Mary Whitehouse on the broadcast of Themroc

“We’re not really a chart show, we’re a new release show. We’ve got the indie charts and the dance chart, we’re not just doing the majors; we’re very careful to make that mix work very well, the music and visual placing. What’s wrong with Top of the Pops is they’ve been stuck with the Top 40 for so long, so any change is going to cause grief with their audience. Also, on TOTP, they can be shoe-staring indies or they can be Simply Red and they all look the same, really, from a televisual point of view.”
Keith MacMillan, The Chart Show

“I realized when I got down to Newcastle what sort of interview it was going to be because there were four hundred dreadful young people there in horrible attire. Even when I got to the stage of having a screen test I had no intention of taking it.”
Muriel Gray on getting a job on The Tube

My Favourite Channel 4 Moment …

Saturday Live (1986)
In 1986 I was 13 and perhaps at the peak of my comic powers. My friend Damon and I would spend a lot of our time at school trying to be funny. Thankfully our English teacher regularly asked our class to write short plays based on the latest novel or Shakespeare production we were reading. Invariably Damon and I would take this opportunity to be as amusing as possible and show off to the rest of the pupils. It remains well documented that on at least one occasion, rival playwrights in our class actually stole some of our material. We, of course, stole all of our material from the only comedy programme that used to matter back then.

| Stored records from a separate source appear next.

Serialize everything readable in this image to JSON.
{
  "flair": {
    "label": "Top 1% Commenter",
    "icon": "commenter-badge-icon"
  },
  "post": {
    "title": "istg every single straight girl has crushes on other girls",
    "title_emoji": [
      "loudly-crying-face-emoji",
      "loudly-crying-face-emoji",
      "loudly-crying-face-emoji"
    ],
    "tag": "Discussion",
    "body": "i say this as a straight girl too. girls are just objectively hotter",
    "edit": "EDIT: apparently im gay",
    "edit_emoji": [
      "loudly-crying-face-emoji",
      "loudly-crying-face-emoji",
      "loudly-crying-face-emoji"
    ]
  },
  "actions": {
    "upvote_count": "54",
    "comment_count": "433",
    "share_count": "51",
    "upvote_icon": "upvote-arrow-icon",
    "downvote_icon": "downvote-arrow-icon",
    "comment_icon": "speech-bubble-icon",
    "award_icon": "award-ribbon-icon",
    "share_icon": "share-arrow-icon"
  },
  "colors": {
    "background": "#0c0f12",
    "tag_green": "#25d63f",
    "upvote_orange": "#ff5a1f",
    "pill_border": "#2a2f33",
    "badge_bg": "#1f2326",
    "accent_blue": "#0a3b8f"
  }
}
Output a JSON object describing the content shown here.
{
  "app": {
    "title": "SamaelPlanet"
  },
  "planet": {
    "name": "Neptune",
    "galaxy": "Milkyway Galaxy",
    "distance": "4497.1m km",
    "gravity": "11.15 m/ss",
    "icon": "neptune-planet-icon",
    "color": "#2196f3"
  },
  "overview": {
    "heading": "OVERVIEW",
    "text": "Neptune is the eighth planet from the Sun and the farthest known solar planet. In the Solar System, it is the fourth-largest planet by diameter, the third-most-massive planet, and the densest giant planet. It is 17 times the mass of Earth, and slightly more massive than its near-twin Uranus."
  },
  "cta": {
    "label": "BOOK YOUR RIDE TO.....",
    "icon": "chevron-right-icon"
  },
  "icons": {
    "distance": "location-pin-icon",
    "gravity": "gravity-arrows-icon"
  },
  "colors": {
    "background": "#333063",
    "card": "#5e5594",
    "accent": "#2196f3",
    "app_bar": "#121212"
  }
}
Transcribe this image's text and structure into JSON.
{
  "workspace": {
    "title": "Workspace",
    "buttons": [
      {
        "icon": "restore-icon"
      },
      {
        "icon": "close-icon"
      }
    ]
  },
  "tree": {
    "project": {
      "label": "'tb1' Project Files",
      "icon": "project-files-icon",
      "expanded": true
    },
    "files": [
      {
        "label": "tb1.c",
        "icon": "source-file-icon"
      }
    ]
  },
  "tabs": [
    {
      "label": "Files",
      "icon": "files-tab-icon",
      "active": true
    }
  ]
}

I can’t remember how I got in to watching Saturday Live. It might have been that my elder brother watched it, or perhaps that we happened to come across it one Saturday evening sat in front of the television. What I do recall though is witnessing a comedy programme specifically catered to my needs. My own personal favourites were Fry and Laurie, but I also used to enjoy Ben Elton’s stand-up spots, Harry Enfield as Stavros (although never as “Loadsamoney”) and even Rik Mayall and Adrian Edmondson’s Dangerous Brothers (although this particular act would not bear repeat viewing as Bottom would later demonstrate).

Between waiting for my favourite regulars to turn up though, Saturday Live would – in a most public service way – introduce me to comic turns that I was previously unaware of. Of course, many would leave me cold but on the odd occasion someone baffling, bizarre and funny would appear. In particular I remember one act that consisted of some guy presenting a slide show. Of this two slides stick in the mind – the first one was of three owls, and the second was of a rocket taking off. The comedian made a comment about the second slide that for its humour relied on the image looking a bit like a pair of jeans. Bizarrely it worked. The strangeness and hilarity of this act in particular has always stayed with me.

Of course, the one rule of great comedy is that it never lasts. Saturday Live changed to Friday Night Live, Fry and Laurie departed and the whole thing became rubbish. Consequently, I was never funny again.